Shoukry leaned in close. “Whatever you’re planning,” he whispered, “we’re with you.”
Shocked, Cora couldn’t form words to answer until Shoukry was already stepping off the stage, and by then, the front door was opening.
Cassian entered, and any words vanished in her mind.
His eyes met hers and he stopped. Suddenly she was back in his quarters, and it made goose bumps erupt on her arms. They were in this together now. No more secrets. No more lies.
He nodded toward the alcove.
Once they were in the solitude behind the wooden screen, she thought her racing heart would slow, but it only beat faster.
“We freed Anya,” she said.
“Where is she?”
“With the Mosca.” Cora picked up one of the cards on the table, the queen of diamonds, turning it anxiously between her fingers.
“It will take a while for the drugs to clear her system,” Cassian said. “A full day, perhaps longer. The Gauntlet arrives tomorrow, and the tests begin the day after that. That does not leave us much time. How much progress have you made teaching yourself to read minds?”
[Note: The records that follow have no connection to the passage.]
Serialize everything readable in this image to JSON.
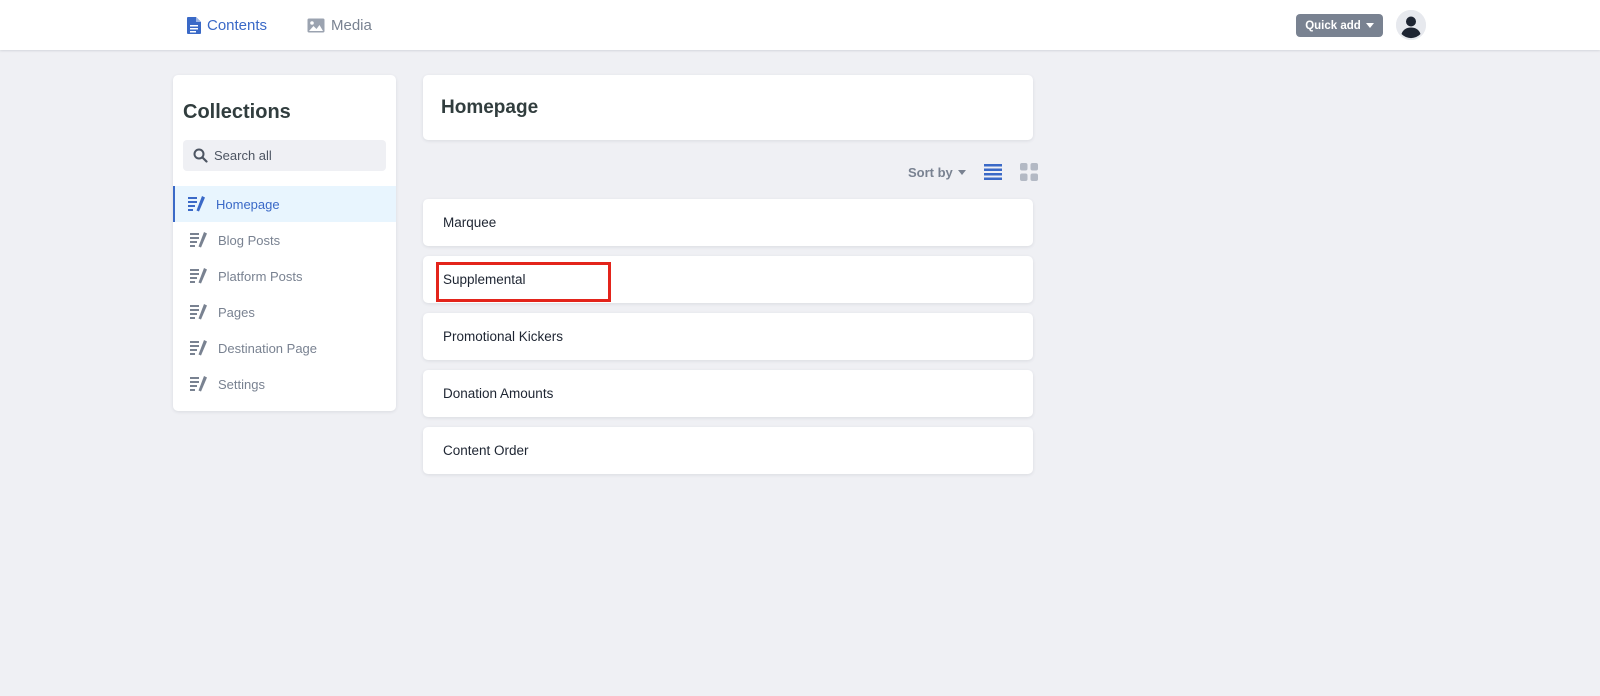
{
  "topbar": {
    "nav": [
      {
        "label": "Contents",
        "icon": "document-icon",
        "active": true
      },
      {
        "label": "Media",
        "icon": "image-icon",
        "active": false
      }
    ],
    "quick_add_label": "Quick add",
    "colors": {
      "active": "#3a69c7",
      "inactive": "#798291"
    }
  },
  "sidebar": {
    "title": "Collections",
    "search_placeholder": "Search all",
    "items": [
      {
        "label": "Homepage",
        "active": true
      },
      {
        "label": "Blog Posts",
        "active": false
      },
      {
        "label": "Platform Posts",
        "active": false
      },
      {
        "label": "Pages",
        "active": false
      },
      {
        "label": "Destination Page",
        "active": false
      },
      {
        "label": "Settings",
        "active": false
      }
    ]
  },
  "main": {
    "title": "Homepage",
    "sort_label": "Sort by",
    "view_modes": [
      "list-view-icon",
      "grid-view-icon"
    ],
    "entries": [
      {
        "label": "Marquee"
      },
      {
        "label": "Supplemental"
      },
      {
        "label": "Promotional Kickers"
      },
      {
        "label": "Donation Amounts"
      },
      {
        "label": "Content Order"
      }
    ]
  },
  "highlight_color": "#e3241b"
}
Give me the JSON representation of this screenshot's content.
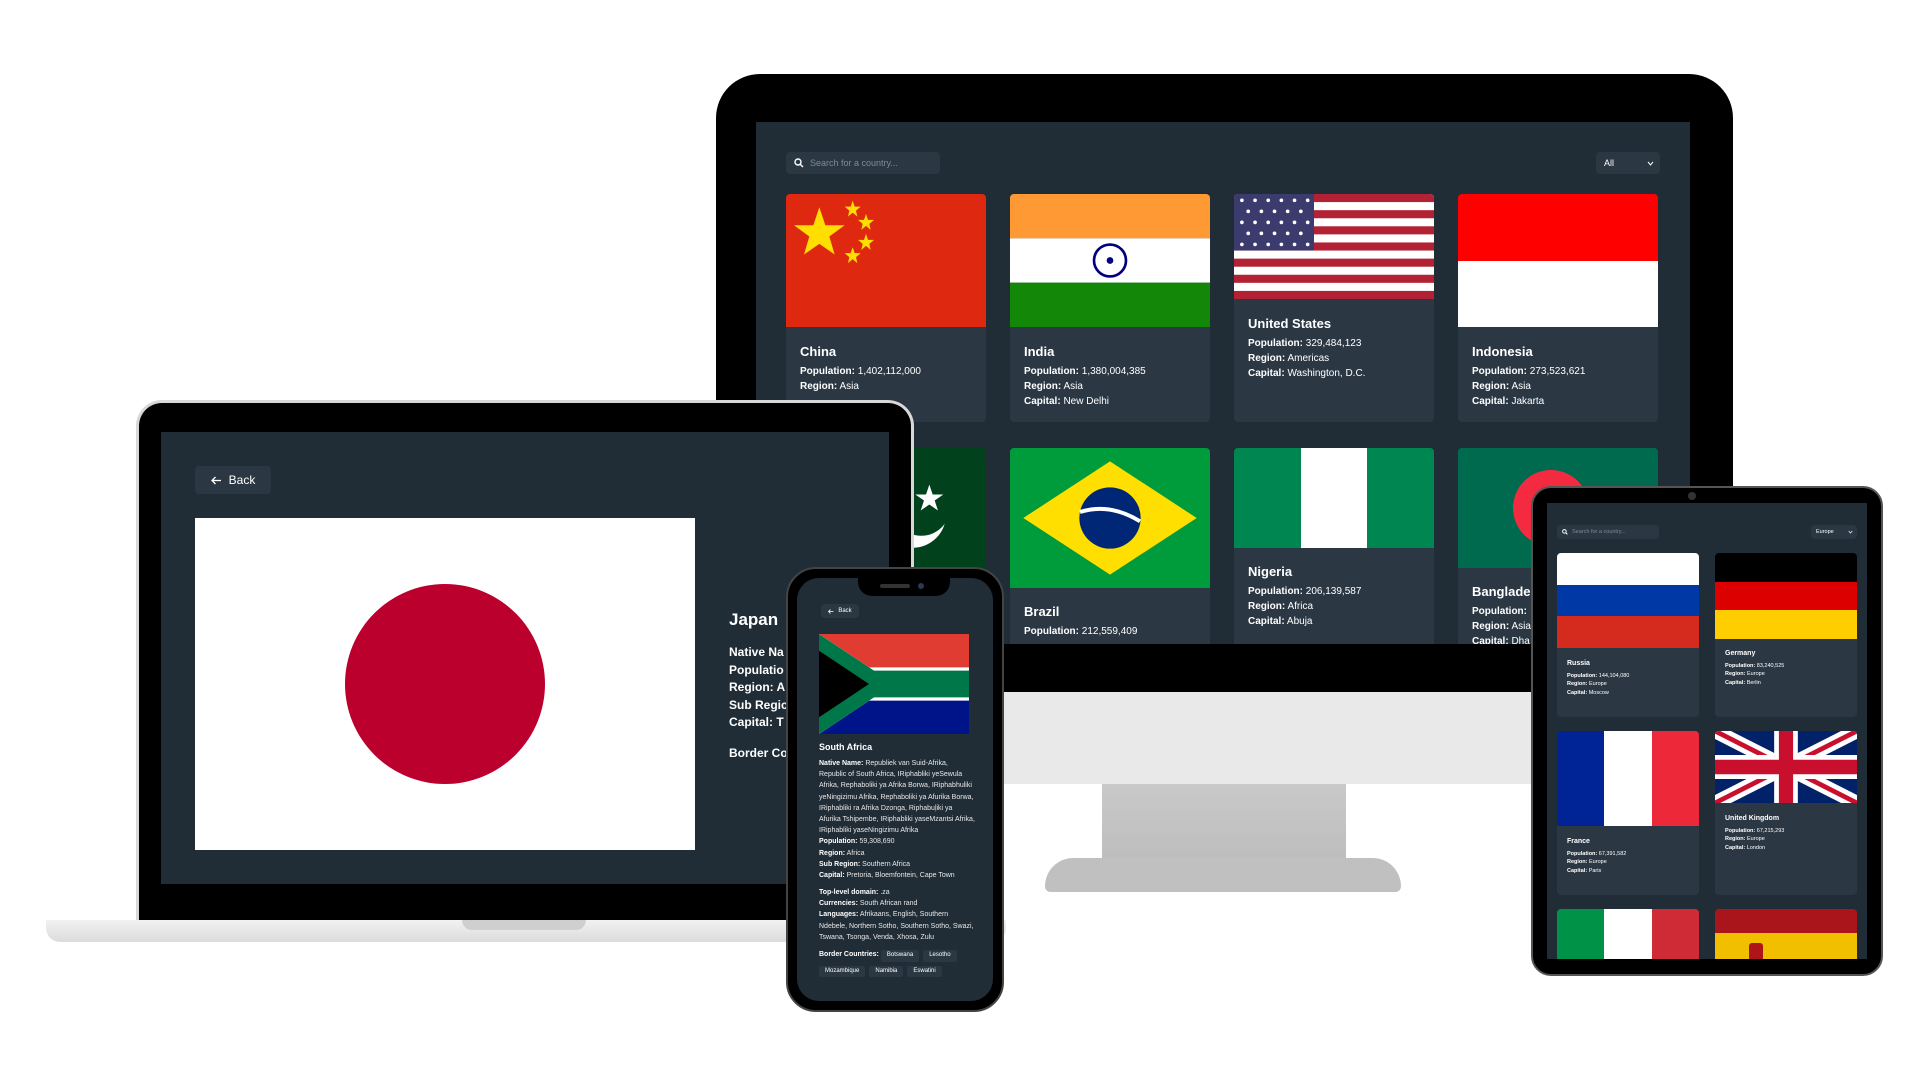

A thump sounded from beyond the alcove. The music outside stopped halfway through a song. Cora glanced at the slats, but dismissed it. Makayla must be taking her break early.
“I can see images sometimes in people’s heads, sense the feelings that go with them.”
“I don’t know how Anya goes about controlling minds, but my guess is you’ll need more than that. You’ll need to extract specific words, as a starting point. It isn’t like levitating dice, because there are no amplifiers built into the mind. You must probe beneath consciousness, like reaching into a murky pond and finding a stone at the bottom.” He took her hands, and she flinched at the sudden contact. He placed her palms on either side of his head, just above his ears. “Tell me what I am thinking.”
He closed his eyes.
She scanned his face, looking for any tells or clues that might give away his thoughts. The scar Mali had given him. The bump in his nose.